JAKARTA, KOMPAS.com - Kasus dugaan suap yang dilakukan Bupati Bogor Ade Yasin beserta 3 anak buahnya terhadap 4 auditor Badan Pemeriksa Keuangan (BPK) membuka kembali persoalan dalam pemberian opini Wajar Tanpa Pengecualian (WTP) dalam sebuah laporan keuangan.
Opini WTP itu dinilai hanya sekadar pencitraan bagi kepala daerah di hadapan masyarakat. Aksi suap Ade beserta anak buahnya terhadap 4 auditor BPK itu diungkap oleh Komisi Pemberantasan Korupsi (KPK) melalui operasi tangkap tangan (OTT).
Ade diduga menyuap para auditor itu sebesar Rp 1,9 miliar demi mendapatkan predikat opini WTP dalam laporan keuangan Pemerintah Kabupaten Bogor Tahun Anggaran 2021.
Koordinator Divisi Korupsi Politik Indonesia Corruption Watch (ICW) Egi Primayogha menilai kasus jual beli opini WTP dari BPK didorong oleh sejumlah alasan.

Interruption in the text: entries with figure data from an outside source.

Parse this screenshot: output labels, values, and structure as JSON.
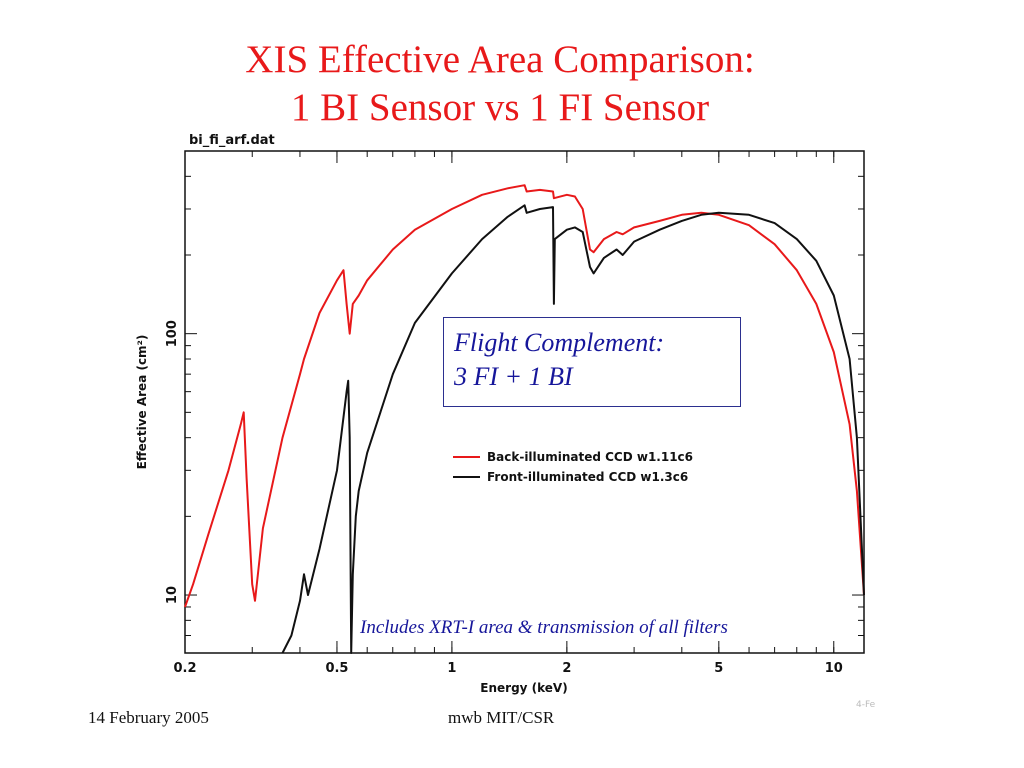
{
  "slide": {
    "title_line1": "XIS Effective Area Comparison:",
    "title_line2": "1 BI Sensor vs 1 FI Sensor",
    "footer_date": "14 February 2005",
    "footer_center": "mwb MIT/CSR",
    "corner_mark": "4-Fe",
    "annotation_line1": "Flight Complement:",
    "annotation_line2": "3 FI + 1 BI",
    "includes_note": "Includes XRT-I area & transmission of all filters",
    "accent_color": "#e8191a",
    "annotation_color": "#16169a"
  },
  "chart_data": {
    "type": "line",
    "file_label": "bi_fi_arf.dat",
    "xlabel": "Energy (keV)",
    "ylabel": "Effective Area (cm²)",
    "xscale": "log",
    "yscale": "log",
    "xlim": [
      0.2,
      12
    ],
    "ylim": [
      6,
      500
    ],
    "x_ticks": [
      {
        "value": 0.2,
        "label": "0.2"
      },
      {
        "value": 0.5,
        "label": "0.5"
      },
      {
        "value": 1,
        "label": "1"
      },
      {
        "value": 2,
        "label": "2"
      },
      {
        "value": 5,
        "label": "5"
      },
      {
        "value": 10,
        "label": "10"
      }
    ],
    "y_ticks": [
      {
        "value": 10,
        "label": "10"
      },
      {
        "value": 100,
        "label": "100"
      }
    ],
    "legend_position": "center-right",
    "series": [
      {
        "name": "Back-illuminated CCD w1.11c6",
        "color": "#e8191a",
        "points": [
          [
            0.2,
            9
          ],
          [
            0.21,
            11
          ],
          [
            0.23,
            17
          ],
          [
            0.26,
            30
          ],
          [
            0.28,
            45
          ],
          [
            0.285,
            50
          ],
          [
            0.29,
            28
          ],
          [
            0.3,
            11
          ],
          [
            0.305,
            9.5
          ],
          [
            0.32,
            18
          ],
          [
            0.36,
            40
          ],
          [
            0.4,
            70
          ],
          [
            0.41,
            80
          ],
          [
            0.45,
            120
          ],
          [
            0.5,
            160
          ],
          [
            0.52,
            175
          ],
          [
            0.53,
            130
          ],
          [
            0.54,
            100
          ],
          [
            0.55,
            130
          ],
          [
            0.57,
            140
          ],
          [
            0.6,
            160
          ],
          [
            0.7,
            210
          ],
          [
            0.8,
            250
          ],
          [
            1.0,
            300
          ],
          [
            1.2,
            340
          ],
          [
            1.4,
            360
          ],
          [
            1.55,
            370
          ],
          [
            1.57,
            350
          ],
          [
            1.7,
            355
          ],
          [
            1.84,
            350
          ],
          [
            1.85,
            330
          ],
          [
            2.0,
            340
          ],
          [
            2.1,
            335
          ],
          [
            2.2,
            300
          ],
          [
            2.3,
            210
          ],
          [
            2.35,
            205
          ],
          [
            2.5,
            230
          ],
          [
            2.7,
            245
          ],
          [
            2.8,
            240
          ],
          [
            3.0,
            255
          ],
          [
            3.5,
            270
          ],
          [
            4.0,
            285
          ],
          [
            4.5,
            290
          ],
          [
            5.0,
            285
          ],
          [
            6.0,
            260
          ],
          [
            7.0,
            220
          ],
          [
            8.0,
            175
          ],
          [
            9.0,
            130
          ],
          [
            10.0,
            85
          ],
          [
            11.0,
            45
          ],
          [
            11.5,
            25
          ],
          [
            12.0,
            10
          ]
        ]
      },
      {
        "name": "Front-illuminated CCD w1.3c6",
        "color": "#111111",
        "points": [
          [
            0.36,
            6
          ],
          [
            0.38,
            7
          ],
          [
            0.4,
            9.5
          ],
          [
            0.41,
            12
          ],
          [
            0.42,
            10
          ],
          [
            0.45,
            15
          ],
          [
            0.5,
            30
          ],
          [
            0.53,
            60
          ],
          [
            0.535,
            66
          ],
          [
            0.54,
            40
          ],
          [
            0.545,
            6
          ],
          [
            0.55,
            12
          ],
          [
            0.56,
            20
          ],
          [
            0.57,
            25
          ],
          [
            0.6,
            35
          ],
          [
            0.7,
            70
          ],
          [
            0.8,
            110
          ],
          [
            1.0,
            170
          ],
          [
            1.2,
            230
          ],
          [
            1.4,
            280
          ],
          [
            1.55,
            310
          ],
          [
            1.57,
            290
          ],
          [
            1.7,
            300
          ],
          [
            1.84,
            305
          ],
          [
            1.85,
            130
          ],
          [
            1.86,
            230
          ],
          [
            2.0,
            250
          ],
          [
            2.1,
            255
          ],
          [
            2.2,
            245
          ],
          [
            2.3,
            180
          ],
          [
            2.35,
            170
          ],
          [
            2.5,
            195
          ],
          [
            2.7,
            210
          ],
          [
            2.8,
            200
          ],
          [
            3.0,
            225
          ],
          [
            3.5,
            250
          ],
          [
            4.0,
            270
          ],
          [
            4.5,
            285
          ],
          [
            5.0,
            290
          ],
          [
            6.0,
            285
          ],
          [
            7.0,
            265
          ],
          [
            8.0,
            230
          ],
          [
            9.0,
            190
          ],
          [
            10.0,
            140
          ],
          [
            11.0,
            80
          ],
          [
            11.5,
            40
          ],
          [
            12.0,
            10
          ]
        ]
      }
    ]
  }
}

"Jual beli predikat karena itu condong dilakukan untuk menjaga gengsi atau membohongi publik, bahwa institusi yang dipimpinnya bersih dari korupsi," kata Egi dalam keterangan pers yang diterima Kompas.com, Kamis (28/4/2022).
"Padahal belum tentu demikian. Jangan sampai publik keliru memahami itu," lanjut Egi.
Egi juga mengkritik BPK yang dinilai gagal dalam menjalankan instrumen pengawasan internal terhadap para auditornya. Bahkan dia menilai BPK yang seharusnya menjadi salah satu lembaga terdepan dalam upaya pemberantasan korupsi tidak serius melakukan pembenahan.
Egi mengatakan, predikat WTP tidak menjamin sebuah pemerintahan atau kementerian hingga lembaga negara bebas dari korupsi. Sebab, penekanan yang diberikan oleh BPK adalah kepatuhan terhadap peraturan perundang-undangan yang berlaku, ataupun laporan keuangan yang sudah sesuai dengan Standar Pelaporan Keuangan Negara.
"Kasus-kasus korupsi bahkan kerap terjadi di daerah yang mendapat predikat WTP," ucap Egi.
Kasus suap terhadap auditor BPK supaya mengutak-atik laporan keuangan demi opini WTP sudah beberapa kali terjadi dengan modus yang sama.
KPK menetapkan 8 orang tersangka termasuk Ade dalam perkara itu. KPK juga menyita uang dalam pecahan rupiah sebesar Rp 1,024 miliar yang diduga untuk menyuap 4 auditor BPK itu.
Ade diduga memerintahkan 3 anak buahnya yakni Sekdis Dinas PUPR Bogor Maulana Adam; Kasubid Kas Daerah BPKAD Bogor Ihsan Ayatullah, dan PPK pada Dinas PUPR Kab. Bogor Rizki Taufik untuk menyuap 4 pegawai BPK supaya mendapatkan predikat audit wajar tanpa pengecualian. Ketiganya turut menjadi tersangka.
Sebanyak 4 pegawai BPK yang menjadi tersangka penerima suap dalam perkara itu adalah Anthon Merdiansyah selaku Pegawai BPK Perwakilan Jawa Barat/Kasub Auditorat Jabar III/Pengendali Teknis, Arko Mulawan selaku pegawai BPK Perwakilan Jawa Barat/Ketua Tim Audit Interim Kab. Bogor, Hendra Nur Rahmatullah Karwita selaku pegawai BPK Perwakilan Jawa Barat/Pemeriksa, Gerri Ginajar Trie Rahmatullah selaku pegawai BPK Perwakilan Jawa Barat/Pemeriksa.
Menurut KPK, laporan keuangan Pemkab Bogor tahun anggaran 2021 buruk dan bisa berdampak terhadap kesimpulan disclaimer. Salah satu penyebabnya adalah auditor BPK menemukan penyimpangan dalam proyek perbaikan jalan Kandang Roda-Pakansari yang masuk dalam program Cibinong City A Beautiful.